Alerts

Mission critical events can happen in your environment while you are away. Our alerting feature allows you to route those alerts to various destinations.

To view the Alerts page for an Environment, click “Alerts” in the left-hand navigation.

Alerts Navigation

We support two kinds of Alerts: Event Alerts, which are generated when an event happens in your account, and Threshold Alerts, which are generated when a metric exceeds a designated threshold.

Basic Configuration

Alerts all have the following attributes:

  • Alert Type: The two types, Event Alerts and Threshold Alerts, are discussed below.
  • Name: Specify a name for this alert. Alert names must be unique across an environment.
  • Alert on Hosts: The host or list of hosts to monitor. You can select individual hosts from the searchable dropdown, and/or you can specify a host tag. Specifying a tag is an easy way to have an Alert stay up to date as you add and remove hosts from your environment. For more information on host tags, see here.
  • Annotations: This is an optional field. The annotations field allows you to provide more information about the Alert to the recipients when the Alert is triggered, such as a checklist or runbook.

Event Alerts

As the name implies, these are Alerts which are sent when an Event of the specified type occurs. Events are things like “High Swap Activity” and “Disk Device Full.” For a list of event types which DPM will detect automatically, see our documentation here. You can also send custom Events to our API, which can then be used to trigger alerts.

You can find more information about sending custom Events in our documentation here.

The default configuration will match any Event in your environment; you do not need to select every Event type individually.

Threshold Alerts

Threshold Alerts are based on metrics that exceed a designated threshold. The Alert is generated when the metric crosses the threshold trigger value and has maintained that value for a defined duration of time. Once that duration of time has passed, the Alert activates and a “Threshold Alert” event of a defined level generates. No further Alerts will generate while the original Alert remains in an active state. The active state will be cleared once the metric meets the reset value; from then on, new Alerts can be generated.
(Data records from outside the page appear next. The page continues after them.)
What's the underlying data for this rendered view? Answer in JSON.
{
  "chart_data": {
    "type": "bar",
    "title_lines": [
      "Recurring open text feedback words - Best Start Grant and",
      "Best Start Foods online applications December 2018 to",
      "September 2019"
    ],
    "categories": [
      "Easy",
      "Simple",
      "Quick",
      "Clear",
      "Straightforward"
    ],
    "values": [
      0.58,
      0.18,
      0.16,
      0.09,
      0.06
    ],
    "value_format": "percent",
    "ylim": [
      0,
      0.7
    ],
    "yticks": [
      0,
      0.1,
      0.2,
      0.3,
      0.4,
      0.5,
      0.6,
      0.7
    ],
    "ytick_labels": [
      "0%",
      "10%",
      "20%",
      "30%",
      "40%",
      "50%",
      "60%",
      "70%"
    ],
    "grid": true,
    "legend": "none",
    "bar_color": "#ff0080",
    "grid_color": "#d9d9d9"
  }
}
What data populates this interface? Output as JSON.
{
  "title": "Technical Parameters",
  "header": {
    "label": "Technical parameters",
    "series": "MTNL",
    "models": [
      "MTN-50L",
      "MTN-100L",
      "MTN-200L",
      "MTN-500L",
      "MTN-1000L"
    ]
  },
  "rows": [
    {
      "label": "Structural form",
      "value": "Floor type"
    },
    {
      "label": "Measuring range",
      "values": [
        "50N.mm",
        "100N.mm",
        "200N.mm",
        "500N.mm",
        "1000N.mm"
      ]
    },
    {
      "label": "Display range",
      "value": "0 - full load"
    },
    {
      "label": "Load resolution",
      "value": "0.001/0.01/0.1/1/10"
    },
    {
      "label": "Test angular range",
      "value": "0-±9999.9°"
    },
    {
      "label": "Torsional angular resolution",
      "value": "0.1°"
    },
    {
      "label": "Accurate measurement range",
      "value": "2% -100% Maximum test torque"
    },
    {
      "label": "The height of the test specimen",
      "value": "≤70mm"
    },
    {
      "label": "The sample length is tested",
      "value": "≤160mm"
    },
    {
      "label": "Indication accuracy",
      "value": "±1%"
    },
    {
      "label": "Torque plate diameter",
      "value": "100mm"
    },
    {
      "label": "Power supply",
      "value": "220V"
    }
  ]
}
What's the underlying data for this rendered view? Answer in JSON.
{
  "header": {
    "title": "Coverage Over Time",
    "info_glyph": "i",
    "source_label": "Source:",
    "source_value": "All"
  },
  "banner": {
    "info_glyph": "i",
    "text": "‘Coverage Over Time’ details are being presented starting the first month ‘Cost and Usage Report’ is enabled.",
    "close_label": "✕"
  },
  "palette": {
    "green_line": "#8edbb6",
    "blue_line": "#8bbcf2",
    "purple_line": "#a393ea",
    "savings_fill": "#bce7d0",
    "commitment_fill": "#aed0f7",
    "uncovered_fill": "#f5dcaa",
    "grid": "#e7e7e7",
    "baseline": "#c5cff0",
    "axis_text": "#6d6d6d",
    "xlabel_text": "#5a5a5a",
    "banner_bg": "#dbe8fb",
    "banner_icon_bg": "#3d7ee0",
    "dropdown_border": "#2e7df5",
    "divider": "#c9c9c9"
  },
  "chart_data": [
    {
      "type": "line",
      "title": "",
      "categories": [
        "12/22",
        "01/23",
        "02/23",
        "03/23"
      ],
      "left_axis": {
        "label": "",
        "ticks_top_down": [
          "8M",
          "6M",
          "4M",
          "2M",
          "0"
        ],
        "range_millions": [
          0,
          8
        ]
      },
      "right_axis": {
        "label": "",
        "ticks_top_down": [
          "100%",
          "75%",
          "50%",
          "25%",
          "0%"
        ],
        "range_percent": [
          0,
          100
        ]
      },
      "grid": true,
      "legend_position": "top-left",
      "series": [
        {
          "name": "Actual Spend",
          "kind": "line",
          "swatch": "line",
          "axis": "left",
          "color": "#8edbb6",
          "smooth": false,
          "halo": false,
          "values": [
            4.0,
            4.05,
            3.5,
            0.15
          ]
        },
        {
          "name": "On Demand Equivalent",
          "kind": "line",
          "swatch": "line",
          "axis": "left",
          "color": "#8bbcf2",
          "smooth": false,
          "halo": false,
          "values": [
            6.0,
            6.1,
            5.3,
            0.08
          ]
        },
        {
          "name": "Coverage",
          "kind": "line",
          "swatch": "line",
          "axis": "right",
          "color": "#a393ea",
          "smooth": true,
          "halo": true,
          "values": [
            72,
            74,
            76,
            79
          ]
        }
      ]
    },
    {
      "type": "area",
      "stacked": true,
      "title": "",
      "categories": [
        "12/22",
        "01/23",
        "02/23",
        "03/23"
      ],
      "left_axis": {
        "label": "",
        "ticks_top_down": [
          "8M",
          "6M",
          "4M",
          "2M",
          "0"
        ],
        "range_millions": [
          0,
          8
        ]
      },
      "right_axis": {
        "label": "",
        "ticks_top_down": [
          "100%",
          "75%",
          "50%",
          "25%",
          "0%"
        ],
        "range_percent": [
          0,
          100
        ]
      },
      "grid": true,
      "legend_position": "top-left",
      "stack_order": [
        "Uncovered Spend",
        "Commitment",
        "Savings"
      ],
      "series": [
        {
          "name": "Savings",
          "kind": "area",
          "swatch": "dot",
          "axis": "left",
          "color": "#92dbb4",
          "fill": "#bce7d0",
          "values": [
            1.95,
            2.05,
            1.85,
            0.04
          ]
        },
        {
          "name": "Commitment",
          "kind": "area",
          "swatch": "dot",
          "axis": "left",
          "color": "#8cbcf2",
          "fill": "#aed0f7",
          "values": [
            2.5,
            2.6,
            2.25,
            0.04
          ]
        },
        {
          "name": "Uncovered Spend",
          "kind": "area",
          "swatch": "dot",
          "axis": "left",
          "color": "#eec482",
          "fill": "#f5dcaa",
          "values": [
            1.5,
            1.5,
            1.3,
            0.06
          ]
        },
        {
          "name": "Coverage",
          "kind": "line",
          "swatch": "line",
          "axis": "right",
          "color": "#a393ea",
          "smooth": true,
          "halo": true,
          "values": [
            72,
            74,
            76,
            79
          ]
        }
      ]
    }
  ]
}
For a list of the metric categories, see here.

For clients using VictorOps or PagerDuty, when a Threshold Alert resets (i.e. the monitored metric returns to its reset value) we send a resolution event to close the open incident.

For example consider a Threshold Alert with the following configuration:

Example Threshold Alert

Let’s say os.cpu.loadavg spikes to a value of 7 and stays at that value for 5 seconds. This will generate a “Threshold Alert” event with level “critical”. Now consider that the value of os.cpu.loadavg drops to 3, and then rises back to 7 for another 5 seconds. No new Alert will be generated since there is already an active Alert.

Now consider that os.cpu.loadavg drops down to 1, then goes back up to 7 for another 5 seconds. A new “Threshold Alert” event will be generated at level “info” when the alert resolves, followed by a second “Threshold Alert” at level “critical” noting that the Alert has triggered again. A new Alert is generated since the metric went below the reset value the active state was cleared.

Notification Configurations

Once you’ve configured your Alert trigger, you’ll need to specify how often it can be triggered, and where notifications should go. The “Notify me” setting will allow you to specify a rate-limit on how often an Alert can be triggered, on a per-host basis. In the example below, the configured Alert would trigger at most once every 5 minutes, so unexpected behavior that would otherwise cause a flurry of Alert activity is suppressed. “Immediately” will send an Alert every time.

Example Notification Configuration

When specifying Integrations to send notifications to, note that multiple Integrations can be added as destinations for each Alert, so multiple groups can be notified by a single Alert triggering in DPM. There is no limit for how many Integrations may be specified as a destination, but at least one must be specified for an Alert to be enabled. For more information on the Integrations, check our Integration Documentation.

Common Alert Scenarios

You may wish to set up an Alert to notify you in the event of the following situations. To do so, simply set up the corresponding Alert:

Scenario Configuration
The database is down or unreachable. Use the “Database Connection Error” event type
The database is no longer sending metrics. Use the “Host Stop Sending Data” event type
Replication to a secondary has stopped. Use the “Replication Stopped” event type
Replication to a secondary has started. Use the “Replication Started” event type
The MySQL database has reached its maximum connections. Use the “Max MySQL Connections Reached” event type
Replication on a secondary is delayed. See Monitoring Replication here
Long-running queries Use the Long-Running Query event type
High CPU utilization Create a threshold-based alert using the metric os.cpu.util_pml. This is a permille metric DPM calculates that is the best representation of CPU load. For example, set the threshold to 900 for 90% utilized.